Lo zoo di Roma di Pascal Janovjak: la ricostruzione della memoria storica

Siamo a Roma nei primi anni Duemila. Giovanna Di Stefano è stata assunta per rilanciare il ribattezzato Bioparco, lo zoo che da oltre un secolo sovrasta il caos e le rovine della città come un Eden dimenticato. In una calma surreale, leoni, giraffe, ippopotami e serpenti esotici sonnecchiano noncuranti dei rari turisti che passeggiano nel verde di Villa Borghese.
Orientandosi a fatica tra laghi, voliere e fossati, e sotto lo sguardo divertito del responsabile scientifico, Giovanna si imbatte in Chahine, un architetto algerino inviato sul posto per una missione misteriosa. I due si scambieranno poche parole, ma si cercheranno ogni giorno, e insieme scopriranno i luoghi più nascosti del parco, parleranno con i vecchi guardiani e risveglieranno i fantasmi del passato: dalla leonessa Italia portata dal Duce in persona alle dive di Cinecittà, dai militanti della causa animalista fino a Salman Rushdie, affascinato da un tamandino, l’ultimo sopravvissuto della sua specie. E sarà proprio questo animale solitario che porterà lo zoo a una insperata rinascita. Alternando il racconto di un amore impossibile e vicende realmente accadute, Pascal Janovjak ripercorre la storia di uno degli zoo più antichi d’Europa e, con essa, dell’Italia.

«È piccola, Roma, nel 1911, un borgo sulle rive del Tevere, e se oggi lo zoo appare come una macchia che si perde nella capitale, all’epoca rappresentava una seconda città, una città animale situata a varie eternità dal centro. In mancanza di meglio si costruisce una linea di tram, un tram nuovo fiammante che sferraglia dal centro dell’urbe fino al suo estremo nord, per depositarti come un fiore davanti ai cancelli».

L’autore

Pascal Janovjak è nato nel 1975 a Basilea da madre francese e padre slovacco. Dopo gli studi a Strasburgo, ha vissuto in Giordania, Libano, Bangladesh e Palestina.

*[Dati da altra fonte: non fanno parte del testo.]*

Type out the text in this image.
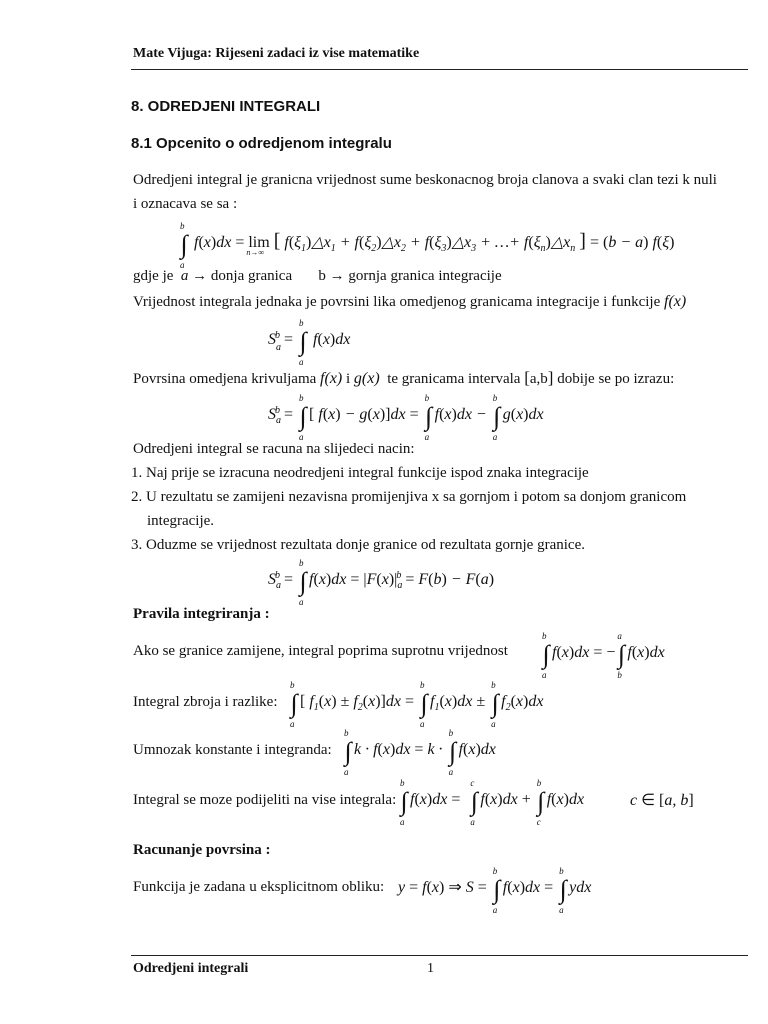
Mate Vijuga: Rijeseni zadaci iz vise matematike
8. ODREDJENI INTEGRALI
8.1 Opcenito o odredjenom integralu
Odredjeni integral je granicna vrijednost sume beskonacnog broja clanova a svaki clan tezi k nuli
i oznacava se sa :
∫
b
a
f(x)dx = lim
n→∞
[ $f(\xi_1)\triangle x_1$ + $f(\xi_2)\triangle x_2$ + $f(\xi_3)\triangle x_3$ + …+ $f(\xi_n)\triangle x_n$ ] = (b − a) f(ξ)
gdje je  a → donja granica       b → gornja granica integracije
Vrijednost integrala jednaka je povrsini lika omedjenog granicama integracije i funkcije f(x)
$S_a^b$ = ∫
b
a
f(x)dx
Povrsina omedjena krivuljama f(x) i g(x)  te granicama intervala [a,b] dobije se po izrazu:
$S_a^b$ = ∫
b
a
[ f(x) − g(x)]dx = ∫
b
a
f(x)dx − ∫
b
a
g(x)dx
Odredjeni integral se racuna na slijedeci nacin:
1. Naj prije se izracuna neodredjeni integral funkcije ispod znaka integracije
2. U rezultatu se zamijeni nezavisna promijenjiva x sa gornjom i potom sa donjom granicom
integracije.
3. Oduzme se vrijednost rezultata donje granice od rezultata gornje granice.
$S_a^b$ = ∫
b
a
$f(x)dx = |F(x)|_a^b = F(b) - F(a)$
Pravila integriranja :
Ako se granice zamijene, integral poprima suprotnu vrijednost ∫
b
a
f(x)dx = −∫
a
b
f(x)dx
Integral zbroja i razlike: ∫
b
a
[ $f_1(x) \pm f_2(x)]dx$ = ∫
b
a
$f_1(x)dx$ ± ∫
b
a
$f_2(x)dx$
Umnozak konstante i integranda: ∫
b
a
k · f(x)dx = k · ∫
b
a
f(x)dx
Integral se moze podijeliti na vise integrala: ∫
b
a
f(x)dx = ∫
c
a
f(x)dx + ∫
b
c
f(x)dx	c ∈ [a, b]
Racunanje povrsina :
Funkcija je zadana u eksplicitnom obliku: y = f(x) ⇒ S = ∫
b
a
f(x)dx = ∫
b
a
ydx
Odredjeni integrali	1
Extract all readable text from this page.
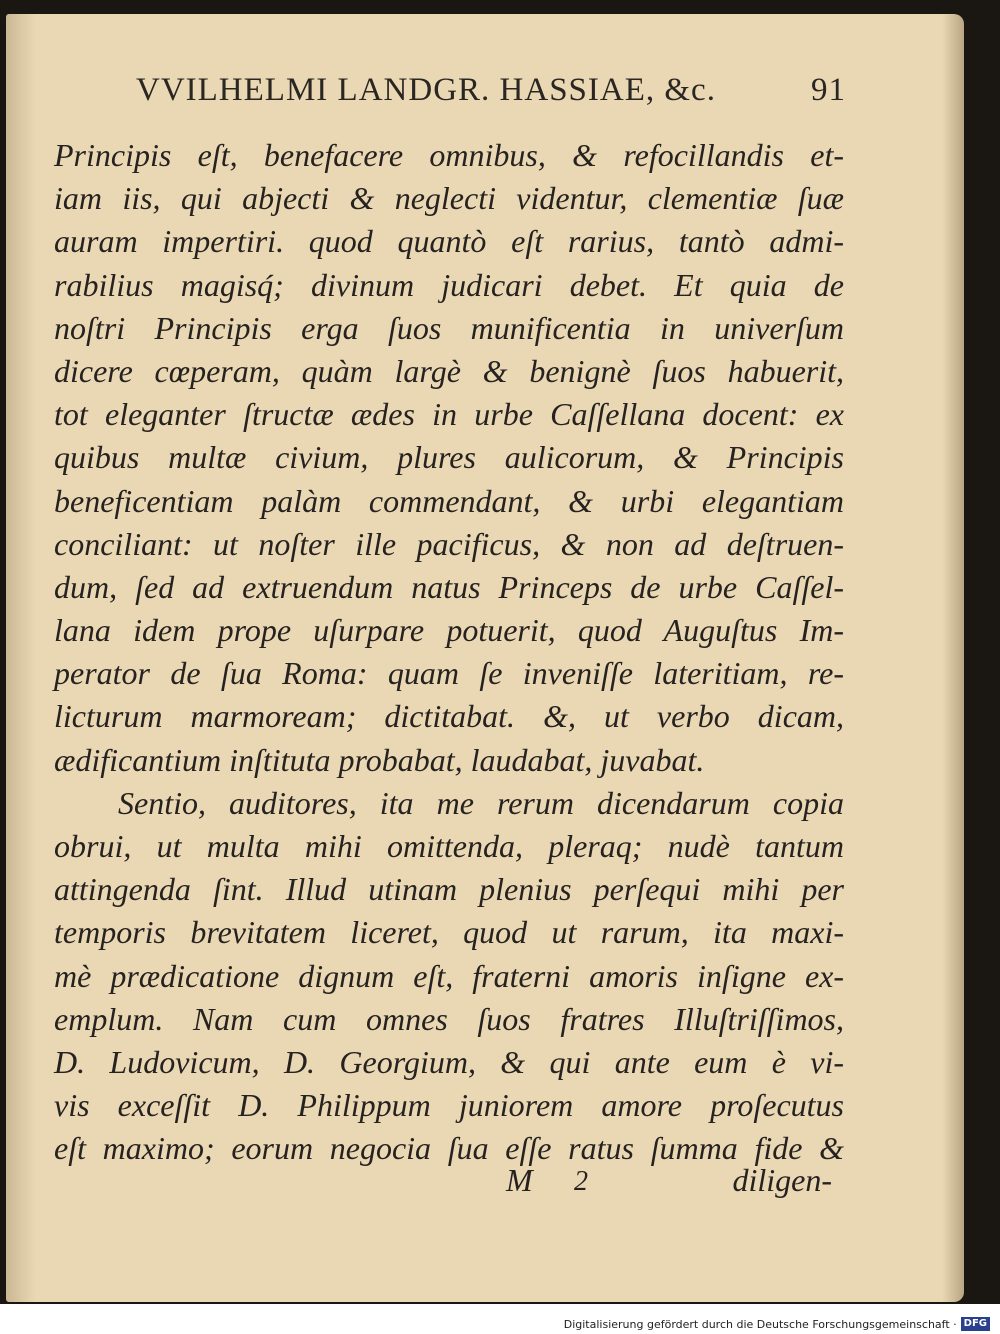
VVILHELMI LANDGR. HASSIAE, &c.	91
Principis eſt, benefacere omnibus, & refocillandis et-
iam iis, qui abjecti & neglecti videntur, clementiæ ſuæ
auram impertiri. quod quantò eſt rarius, tantò admi-
rabilius magisq́; divinum judicari debet. Et quia de
noſtri Principis erga ſuos munificentia in univerſum
dicere cœperam, quàm largè & benignè ſuos habuerit,
tot eleganter ſtructæ ædes in urbe Caſſellana docent: ex
quibus multæ civium, plures aulicorum, & Principis
beneficentiam palàm commendant, & urbi elegantiam
conciliant: ut noſter ille pacificus, & non ad deſtruen-
dum, ſed ad extruendum natus Princeps de urbe Caſſel-
lana idem prope uſurpare potuerit, quod Auguſtus Im-
perator de ſua Roma: quam ſe inveniſſe lateritiam, re-
licturum marmoream; dictitabat. &, ut verbo dicam,
ædificantium inſtituta probabat, laudabat, juvabat.
Sentio, auditores, ita me rerum dicendarum copia
obrui, ut multa mihi omittenda, pleraq; nudè tantum
attingenda ſint. Illud utinam plenius perſequi mihi per
temporis brevitatem liceret, quod ut rarum, ita maxi-
mè prædicatione dignum eſt, fraterni amoris inſigne ex-
emplum. Nam cum omnes ſuos fratres Illuſtriſſimos,
D. Ludovicum, D. Georgium, & qui ante eum è vi-
vis exceſſit D. Philippum juniorem amore proſecutus
eſt maximo; eorum negocia ſua eſſe ratus ſumma fide &
M 2	diligen-
Digitalisierung gefördert durch die Deutsche Forschungsgemeinschaft · DFG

Dal 2011 abita a Roma. Uscito in francese nel 2019 e già tradotto in varie lingue, Lo zoo di Roma è il suo secondo romanzo, vincitore del Premio svizzero di letteratura, del Premio Michel-Dentan e del Premio del pubblico della Radiotelevisione svizzera.

La traduttrice

Nata a Locarno, Maurizia Balmelli è traduttrice dall’inglese e dal francese. Tra gli autori tradotti, Cormac McCarthy, Aleksandar Hemon, Sally Rooney, Martin Amis, J.M.G. Le Clézio, Agota Kristof, Yasmina Reza e Emmanuel Carrère, Noëlle Revaz.